|
|
|
|
|
by boxed
48 days ago
|
|
Yea but that falls apart on even a slight poke. Who is trans? Anyone who identifies as trans. Who is British? Anyone who identifies as British. There's not a lot of difference there. Citizenship COULD be used, but now you're talking about two different domains of language. A person who is British but now has an American citizenship, still talks with a British accent and identifies as British is still British. The same way a trans person with XY is still a woman if she identifies as a women, even though that person is also a male in another domain of speech. Humans who identify as "humans, not animals" are just stupid and wrong in the scientific domain of speech, but absolutely correct and reasonable in the colloquial domain of speech. |
|
The distinction I’m drawing is that flags that represent peoples are usually more ideologically pure: people seeking justice or rights. They may be co-opted over time by more actors who deviate from the original intention (e.g. Gadsden Flag).

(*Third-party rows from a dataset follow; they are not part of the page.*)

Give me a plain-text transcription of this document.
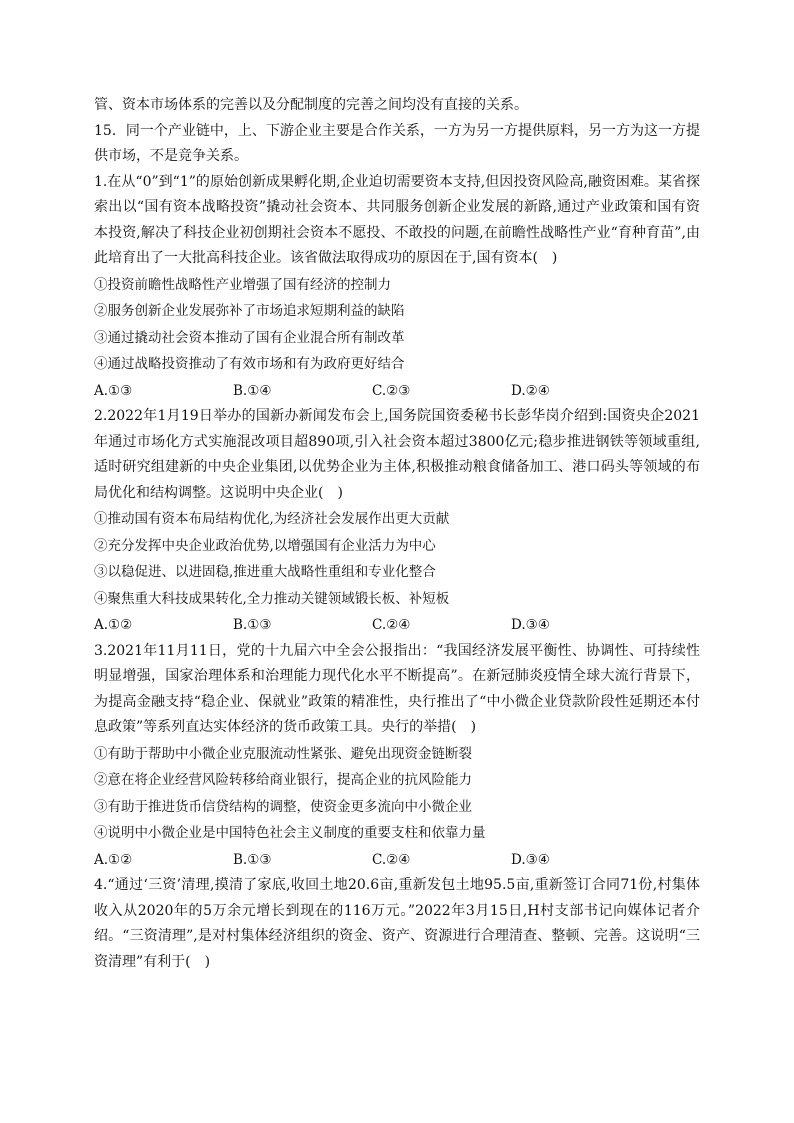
管、资本市场体系的完善以及分配制度的完善之间均没有直接的关系。

15．同一个产业链中，上、下游企业主要是合作关系，一方为另一方提供原料，另一方为这一方提供市场，不是竞争关系。

1.在从“0”到“1”的原始创新成果孵化期,企业迫切需要资本支持,但因投资风险高,融资困难。某省探索出以“国有资本战略投资”撬动社会资本、共同服务创新企业发展的新路,通过产业政策和国有资本投资,解决了科技企业初创期社会资本不愿投、不敢投的问题,在前瞻性战略性产业“育种育苗”,由此培育出了一大批高科技企业。该省做法取得成功的原因在于,国有资本(　)

①投资前瞻性战略性产业增强了国有经济的控制力
②服务创新企业发展弥补了市场追求短期利益的缺陷
③通过撬动社会资本推动了国有企业混合所有制改革
④通过战略投资推动了有效市场和有为政府更好结合
A.①③	B.①④	C.②③	D.②④

2.2022年1月19日举办的国新办新闻发布会上,国务院国资委秘书长彭华岗介绍到:国资央企2021年通过市场化方式实施混改项目超890项,引入社会资本超过3800亿元;稳步推进钢铁等领域重组,适时研究组建新的中央企业集团,以优势企业为主体,积极推动粮食储备加工、港口码头等领域的布局优化和结构调整。这说明中央企业(　)

①推动国有资本布局结构优化,为经济社会发展作出更大贡献
②充分发挥中央企业政治优势,以增强国有企业活力为中心
③以稳促进、以进固稳,推进重大战略性重组和专业化整合
④聚焦重大科技成果转化,全力推动关键领域锻长板、补短板
A.①②	B.①③	C.②④	D.③④

3.2021年11月11日，党的十九届六中全会公报指出：“我国经济发展平衡性、协调性、可持续性明显增强，国家治理体系和治理能力现代化水平不断提高”。在新冠肺炎疫情全球大流行背景下，为提高金融支持“稳企业、保就业”政策的精准性，央行推出了“中小微企业贷款阶段性延期还本付息政策”等系列直达实体经济的货币政策工具。央行的举措(　)

①有助于帮助中小微企业克服流动性紧张、避免出现资金链断裂
②意在将企业经营风险转移给商业银行，提高企业的抗风险能力
③有助于推进货币信贷结构的调整，使资金更多流向中小微企业
④说明中小微企业是中国特色社会主义制度的重要支柱和依靠力量
A.①②	B.①③	C.②④	D.③④

4.“通过‘三资’清理,摸清了家底,收回土地20.6亩,重新发包土地95.5亩,重新签订合同71份,村集体收入从2020年的5万余元增长到现在的116万元。”2022年3月15日,H村支部书记向媒体记者介绍。“三资清理”,是对村集体经济组织的资金、资产、资源进行合理清查、整顿、完善。这说明“三资清理”有利于(　)
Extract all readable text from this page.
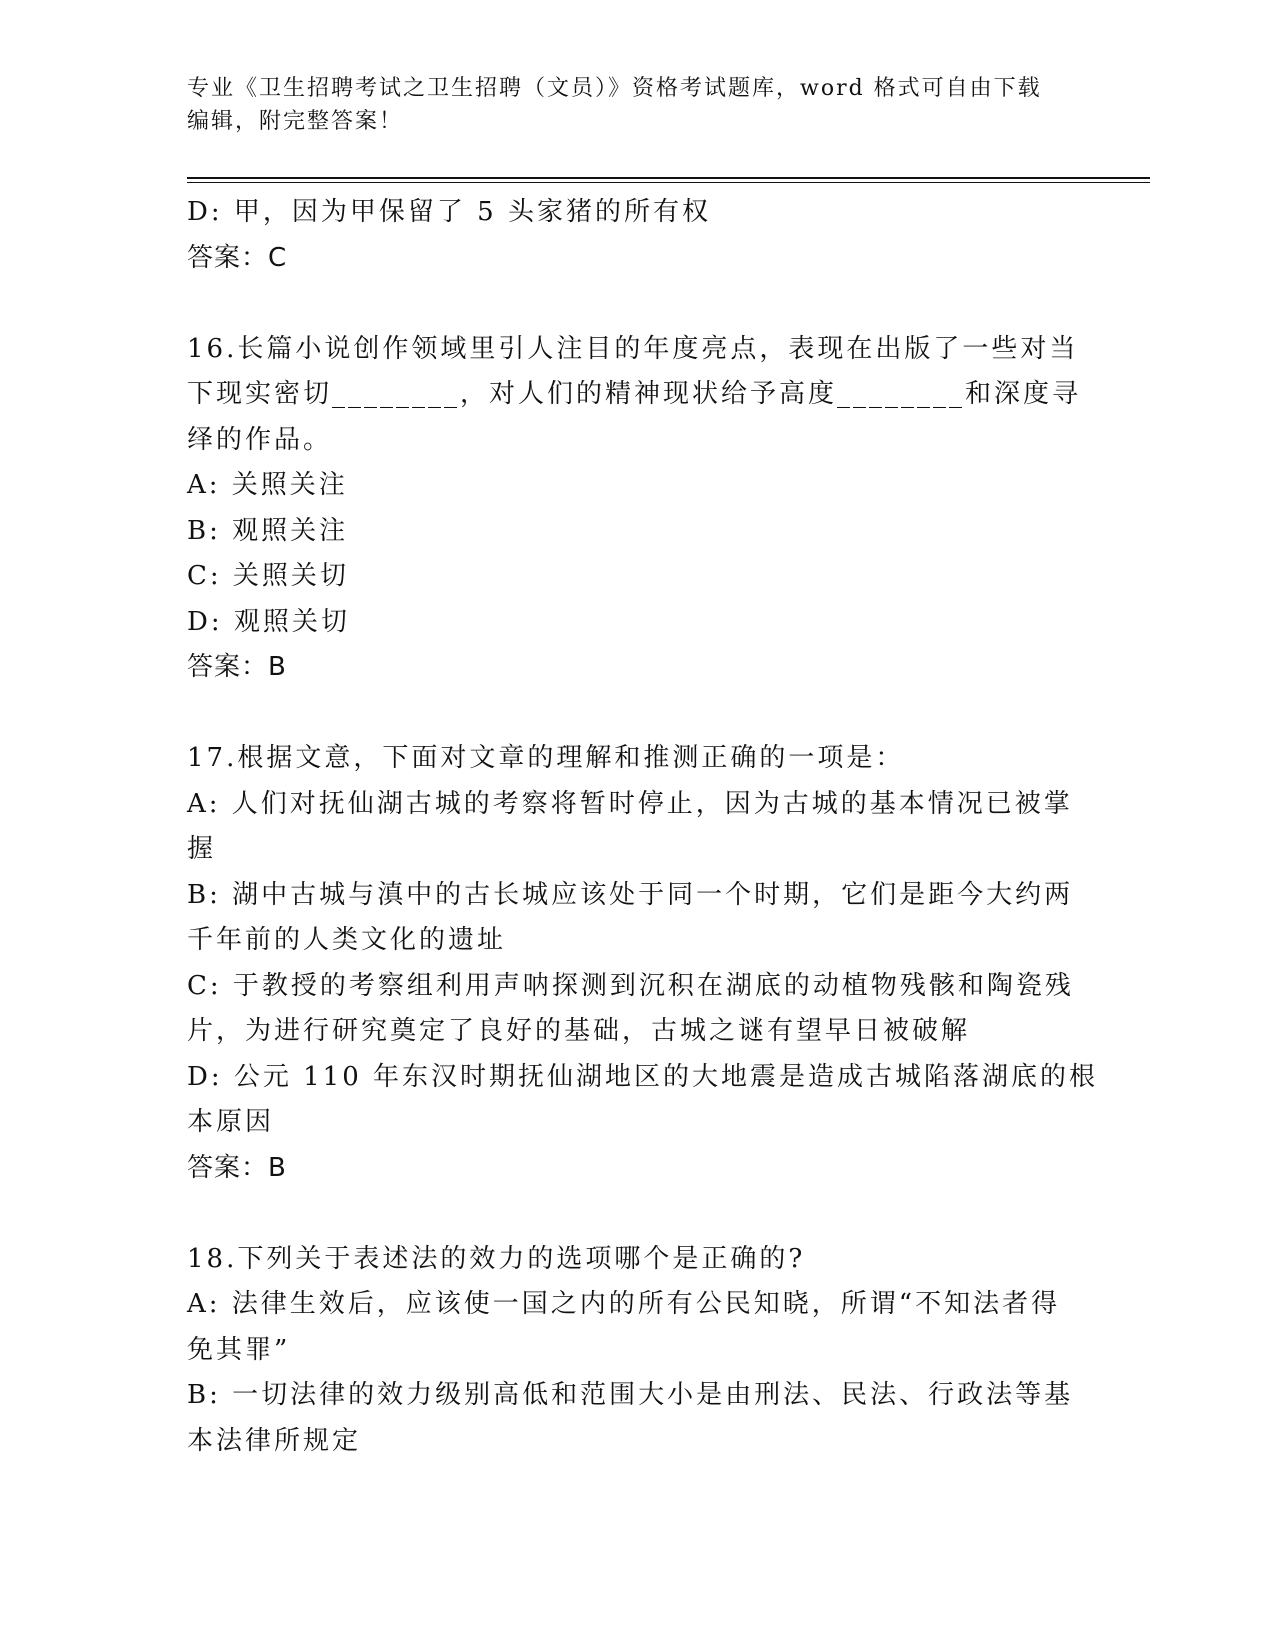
专业《卫生招聘考试之卫生招聘（文员）》资格考试题库，word 格式可自由下载
编辑，附完整答案！
D: 甲，因为甲保留了 5 头家猪的所有权
答案：C
16.长篇小说创作领域里引人注目的年度亮点，表现在出版了一些对当
下现实密切________，对人们的精神现状给予高度________和深度寻
绎的作品。
A: 关照关注
B: 观照关注
C: 关照关切
D: 观照关切
答案：B
17.根据文意，下面对文章的理解和推测正确的一项是：
A: 人们对抚仙湖古城的考察将暂时停止，因为古城的基本情况已被掌
握
B: 湖中古城与滇中的古长城应该处于同一个时期，它们是距今大约两
千年前的人类文化的遗址
C: 于教授的考察组利用声呐探测到沉积在湖底的动植物残骸和陶瓷残
片，为进行研究奠定了良好的基础，古城之谜有望早日被破解
D: 公元 110 年东汉时期抚仙湖地区的大地震是造成古城陷落湖底的根
本原因
答案：B
18.下列关于表述法的效力的选项哪个是正确的?
A: 法律生效后，应该使一国之内的所有公民知晓，所谓“不知法者得
免其罪”
B: 一切法律的效力级别高低和范围大小是由刑法、民法、行政法等基
本法律所规定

Nation flags, on the other hand, are by definition exclusionary towards an outgroup that exists by legal distinction. In the historical record, nationalism rarely works out well for anyone who sits outside the definition of a nation. Nationalism is a useful tool during wartime, especially during the early years of a nation (e.g. colonial revolutions) or when facing an existential threat (e.g. Ukraine), but it’s an ideological debt that may end up being paid by future generations when someone comes along and wraps themselves and their ideology in the flag and paints their opposition as “unamerican”, for example.
Is your point that all flags have the same ideological utility no matter what they represent? Or is your point not talking about flags at all and instead focusing on the difference between “sovereign state” and “nation”?